Filosofi
Ishak Ngeljaratan
Ishak Ngeljaratan! Siapa tak
mengenalnya? Ia sosok yang akrab dengan mahasiswa. Idenya
cemerlang dan pemikirannya jernih. Pada semester V serta VI, saya
sempat programkan kuliah Bahasa Latin dan Mitologi Yunani yang ia
sampaikan.
Materi kuliah yang dibawakan tentu
saja menarik. Sebab, ia tak hanya fokus pada mata kuliah itu. Ia
menggiring persepsi mahasiswa ke arah yang lebih tajam.
Saat ikut kuliah Mitologi Yunani,
ia dua kali mengutarakan keberatannya bila titel sarjananya disebut.
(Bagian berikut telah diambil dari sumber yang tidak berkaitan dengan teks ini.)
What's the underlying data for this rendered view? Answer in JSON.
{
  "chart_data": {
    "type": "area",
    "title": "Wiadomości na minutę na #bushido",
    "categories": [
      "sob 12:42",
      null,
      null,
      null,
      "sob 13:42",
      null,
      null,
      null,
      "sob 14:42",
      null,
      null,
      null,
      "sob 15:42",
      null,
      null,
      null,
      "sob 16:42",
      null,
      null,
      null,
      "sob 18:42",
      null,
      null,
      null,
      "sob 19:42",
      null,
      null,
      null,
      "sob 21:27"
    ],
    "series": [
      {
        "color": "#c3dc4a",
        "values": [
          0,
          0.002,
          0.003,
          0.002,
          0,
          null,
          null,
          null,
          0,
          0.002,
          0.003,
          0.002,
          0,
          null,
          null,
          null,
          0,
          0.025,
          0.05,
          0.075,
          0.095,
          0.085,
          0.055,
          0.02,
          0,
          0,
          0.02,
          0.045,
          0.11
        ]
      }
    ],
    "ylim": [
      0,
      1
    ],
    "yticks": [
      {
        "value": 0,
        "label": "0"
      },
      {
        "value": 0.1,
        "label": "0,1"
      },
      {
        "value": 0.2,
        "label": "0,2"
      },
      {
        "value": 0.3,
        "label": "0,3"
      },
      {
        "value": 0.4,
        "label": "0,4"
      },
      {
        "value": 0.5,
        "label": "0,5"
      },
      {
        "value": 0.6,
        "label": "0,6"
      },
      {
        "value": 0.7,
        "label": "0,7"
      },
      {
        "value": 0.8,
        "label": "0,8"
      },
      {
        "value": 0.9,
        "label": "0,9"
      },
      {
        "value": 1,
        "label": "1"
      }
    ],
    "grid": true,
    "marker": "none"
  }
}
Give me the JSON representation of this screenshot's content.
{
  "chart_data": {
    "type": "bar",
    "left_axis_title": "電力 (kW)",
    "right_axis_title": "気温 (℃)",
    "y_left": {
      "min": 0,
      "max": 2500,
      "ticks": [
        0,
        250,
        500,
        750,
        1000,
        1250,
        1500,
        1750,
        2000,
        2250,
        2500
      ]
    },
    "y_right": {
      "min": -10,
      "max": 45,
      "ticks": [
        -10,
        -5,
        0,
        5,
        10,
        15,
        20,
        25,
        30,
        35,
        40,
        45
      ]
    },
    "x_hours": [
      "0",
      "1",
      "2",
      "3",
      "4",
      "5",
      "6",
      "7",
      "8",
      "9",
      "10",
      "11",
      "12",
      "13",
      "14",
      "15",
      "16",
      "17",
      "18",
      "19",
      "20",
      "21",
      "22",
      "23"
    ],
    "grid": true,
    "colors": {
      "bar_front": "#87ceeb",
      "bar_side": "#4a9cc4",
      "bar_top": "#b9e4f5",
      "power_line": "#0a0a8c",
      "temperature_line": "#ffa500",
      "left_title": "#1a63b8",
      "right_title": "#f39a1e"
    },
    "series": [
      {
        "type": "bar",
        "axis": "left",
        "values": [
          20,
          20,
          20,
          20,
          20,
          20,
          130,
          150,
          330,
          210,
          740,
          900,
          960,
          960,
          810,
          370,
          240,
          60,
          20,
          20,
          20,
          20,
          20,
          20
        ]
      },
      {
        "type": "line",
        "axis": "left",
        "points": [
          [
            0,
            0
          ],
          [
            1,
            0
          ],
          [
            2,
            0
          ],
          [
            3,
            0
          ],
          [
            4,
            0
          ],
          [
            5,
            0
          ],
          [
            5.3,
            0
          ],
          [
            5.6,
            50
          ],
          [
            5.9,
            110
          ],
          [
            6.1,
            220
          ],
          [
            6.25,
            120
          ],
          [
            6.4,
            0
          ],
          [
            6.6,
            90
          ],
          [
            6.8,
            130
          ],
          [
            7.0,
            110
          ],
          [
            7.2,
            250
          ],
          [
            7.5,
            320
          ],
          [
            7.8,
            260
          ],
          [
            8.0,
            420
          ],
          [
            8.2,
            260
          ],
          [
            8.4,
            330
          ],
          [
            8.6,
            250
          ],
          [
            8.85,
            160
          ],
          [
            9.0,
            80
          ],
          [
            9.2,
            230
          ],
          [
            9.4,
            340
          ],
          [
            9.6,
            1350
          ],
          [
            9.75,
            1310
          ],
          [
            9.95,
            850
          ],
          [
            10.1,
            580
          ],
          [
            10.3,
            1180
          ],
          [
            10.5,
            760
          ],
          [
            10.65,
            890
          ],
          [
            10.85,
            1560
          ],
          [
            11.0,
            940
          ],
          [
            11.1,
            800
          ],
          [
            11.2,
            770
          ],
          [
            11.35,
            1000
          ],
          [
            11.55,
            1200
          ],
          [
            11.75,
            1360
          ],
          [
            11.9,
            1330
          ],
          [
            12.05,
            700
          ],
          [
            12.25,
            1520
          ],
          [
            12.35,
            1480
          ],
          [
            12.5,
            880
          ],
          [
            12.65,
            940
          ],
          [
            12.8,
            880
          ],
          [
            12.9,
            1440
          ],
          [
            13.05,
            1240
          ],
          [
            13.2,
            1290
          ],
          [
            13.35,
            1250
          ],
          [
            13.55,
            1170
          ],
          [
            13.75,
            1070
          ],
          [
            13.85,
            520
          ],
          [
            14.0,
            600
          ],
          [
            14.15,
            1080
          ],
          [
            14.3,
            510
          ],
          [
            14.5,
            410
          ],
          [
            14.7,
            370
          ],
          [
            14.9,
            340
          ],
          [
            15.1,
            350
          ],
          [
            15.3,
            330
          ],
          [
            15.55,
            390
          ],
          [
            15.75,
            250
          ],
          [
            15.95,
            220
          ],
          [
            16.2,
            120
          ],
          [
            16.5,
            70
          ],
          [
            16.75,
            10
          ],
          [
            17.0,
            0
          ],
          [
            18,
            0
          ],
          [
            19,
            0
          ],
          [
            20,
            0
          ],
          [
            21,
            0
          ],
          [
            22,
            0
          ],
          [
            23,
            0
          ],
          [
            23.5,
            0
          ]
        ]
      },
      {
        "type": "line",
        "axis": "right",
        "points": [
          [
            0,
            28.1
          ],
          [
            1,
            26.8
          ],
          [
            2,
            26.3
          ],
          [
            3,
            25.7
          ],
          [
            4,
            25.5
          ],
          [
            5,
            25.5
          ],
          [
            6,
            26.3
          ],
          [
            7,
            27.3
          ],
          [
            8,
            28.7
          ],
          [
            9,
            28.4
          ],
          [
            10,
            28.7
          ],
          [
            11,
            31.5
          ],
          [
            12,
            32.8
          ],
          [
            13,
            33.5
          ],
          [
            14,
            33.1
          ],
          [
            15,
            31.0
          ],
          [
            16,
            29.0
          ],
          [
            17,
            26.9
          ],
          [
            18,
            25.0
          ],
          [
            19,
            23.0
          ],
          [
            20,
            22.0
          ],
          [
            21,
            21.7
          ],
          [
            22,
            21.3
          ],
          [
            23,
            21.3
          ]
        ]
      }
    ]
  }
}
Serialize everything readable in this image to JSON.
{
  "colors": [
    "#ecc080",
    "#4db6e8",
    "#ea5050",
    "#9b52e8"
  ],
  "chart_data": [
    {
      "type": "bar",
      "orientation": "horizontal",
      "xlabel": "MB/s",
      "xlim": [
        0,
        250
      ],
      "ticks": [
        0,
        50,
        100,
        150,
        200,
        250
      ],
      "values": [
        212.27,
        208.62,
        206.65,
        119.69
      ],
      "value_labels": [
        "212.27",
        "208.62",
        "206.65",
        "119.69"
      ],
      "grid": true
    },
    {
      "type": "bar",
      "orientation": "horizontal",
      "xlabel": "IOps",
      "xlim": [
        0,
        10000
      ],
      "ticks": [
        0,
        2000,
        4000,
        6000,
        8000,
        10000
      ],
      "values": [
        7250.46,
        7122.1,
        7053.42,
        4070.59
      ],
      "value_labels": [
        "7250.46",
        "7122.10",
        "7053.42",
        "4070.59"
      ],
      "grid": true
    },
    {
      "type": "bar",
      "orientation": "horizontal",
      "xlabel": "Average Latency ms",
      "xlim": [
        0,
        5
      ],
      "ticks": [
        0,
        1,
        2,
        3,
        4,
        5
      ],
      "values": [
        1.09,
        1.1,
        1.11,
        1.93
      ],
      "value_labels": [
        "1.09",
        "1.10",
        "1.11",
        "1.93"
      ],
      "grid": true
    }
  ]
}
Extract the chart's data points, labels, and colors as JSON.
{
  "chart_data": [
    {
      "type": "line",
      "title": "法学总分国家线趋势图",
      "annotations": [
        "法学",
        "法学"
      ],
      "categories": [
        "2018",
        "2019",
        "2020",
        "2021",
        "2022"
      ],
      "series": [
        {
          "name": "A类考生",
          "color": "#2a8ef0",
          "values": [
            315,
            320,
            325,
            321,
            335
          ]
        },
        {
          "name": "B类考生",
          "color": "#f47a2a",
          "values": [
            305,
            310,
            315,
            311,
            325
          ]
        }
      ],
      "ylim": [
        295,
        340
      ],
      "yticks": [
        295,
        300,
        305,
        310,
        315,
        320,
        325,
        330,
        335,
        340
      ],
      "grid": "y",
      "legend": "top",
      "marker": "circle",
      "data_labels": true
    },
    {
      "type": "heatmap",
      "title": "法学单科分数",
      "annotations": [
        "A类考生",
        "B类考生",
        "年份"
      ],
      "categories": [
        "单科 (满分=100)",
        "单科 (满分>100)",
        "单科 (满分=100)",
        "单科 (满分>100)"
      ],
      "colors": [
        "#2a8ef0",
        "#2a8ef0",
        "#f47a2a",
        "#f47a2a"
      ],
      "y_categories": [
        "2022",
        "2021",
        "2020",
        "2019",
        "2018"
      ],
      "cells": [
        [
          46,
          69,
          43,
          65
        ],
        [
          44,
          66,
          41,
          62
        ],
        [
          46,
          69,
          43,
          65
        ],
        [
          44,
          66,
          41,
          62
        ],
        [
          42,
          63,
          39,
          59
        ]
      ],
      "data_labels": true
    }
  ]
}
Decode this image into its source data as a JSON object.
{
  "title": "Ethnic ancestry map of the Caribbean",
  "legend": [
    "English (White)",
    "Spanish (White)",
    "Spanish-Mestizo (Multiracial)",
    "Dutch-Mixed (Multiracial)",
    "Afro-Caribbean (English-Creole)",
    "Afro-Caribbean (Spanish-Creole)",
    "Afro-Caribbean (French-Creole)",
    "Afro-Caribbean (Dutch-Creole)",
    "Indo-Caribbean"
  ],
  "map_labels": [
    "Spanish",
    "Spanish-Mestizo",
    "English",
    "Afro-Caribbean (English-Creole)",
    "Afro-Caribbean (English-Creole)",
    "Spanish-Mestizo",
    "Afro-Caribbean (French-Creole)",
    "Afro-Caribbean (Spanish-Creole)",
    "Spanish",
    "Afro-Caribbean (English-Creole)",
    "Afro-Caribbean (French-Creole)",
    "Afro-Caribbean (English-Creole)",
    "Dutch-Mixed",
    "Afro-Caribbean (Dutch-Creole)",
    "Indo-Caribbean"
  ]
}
Alasannya, perlu apa dipanggil Drs. A atau dr. B. Tak berguna itu,
yang penting bagaimana perspektif kita. Ia lalu mencontohkan seorang
yang ke Holy Mecca. Kala tiba di Tanah Air, sontak ia
dipanggil Haji. Bila demikian, mengapa shalat, puasa, zakat dan amal
baik lainnya tak disebut? Mengapa hanya Haji Ismail saja? Bukan
Haji Shalat Puasa Sedekah Ismail?
Bagi saya, yang selalu duduk di
bangku belakang saat ikut kuliah, pernyataan ini sangat menggelitik
serta dangkal. Dan itu diulangi lagi saat ia menyampaikan beberapa
wejangan pada Malam Chairil Anwar pada Kamis 24 Mei 1990. Ia
ogah disebut Drs. Ishak Ngeljaratan M.A. Lalu persoalan sakral
mengenai haji, puasa, shalat dan sedekah diungkit lagi.
Perlu dijelaskan bahwa naik haji
tak semua orang bisa meraihnya. Berkunjung ke Baitullah, hanya wajib
bagi orang mampu. Dalam bahasa Fiqh disebut mustahti
(yang bisa). Sedangkan shalat dan amal baik lainnya, dapat dilakukan
oleh orang tak berduit sekalipun. Kaya miskin, tua muda, semua bisa
mengerjakan shalat. Jadi sangat wajar bila seorang yang ke Kabah dan
kembali ke rumahnya, menggunakan istilah Haji di depan namanya. Ini
sangat perlu diketahui, agar hal-hal sakral, yang bersifat
transendental, tak dikaitkan dengan tetek-bengek masalah akademis.
Mengapresiasi sesuatu, akan konyol
jika orang tak pernah tahu metafisika sesuatu itu. Dan gila namanya,
kalau rasa tak suka terhadap sesuatu, juga dihubungkan dengan hal
yang bertolak belakang. Titel agama dan titel akademis, misalnya.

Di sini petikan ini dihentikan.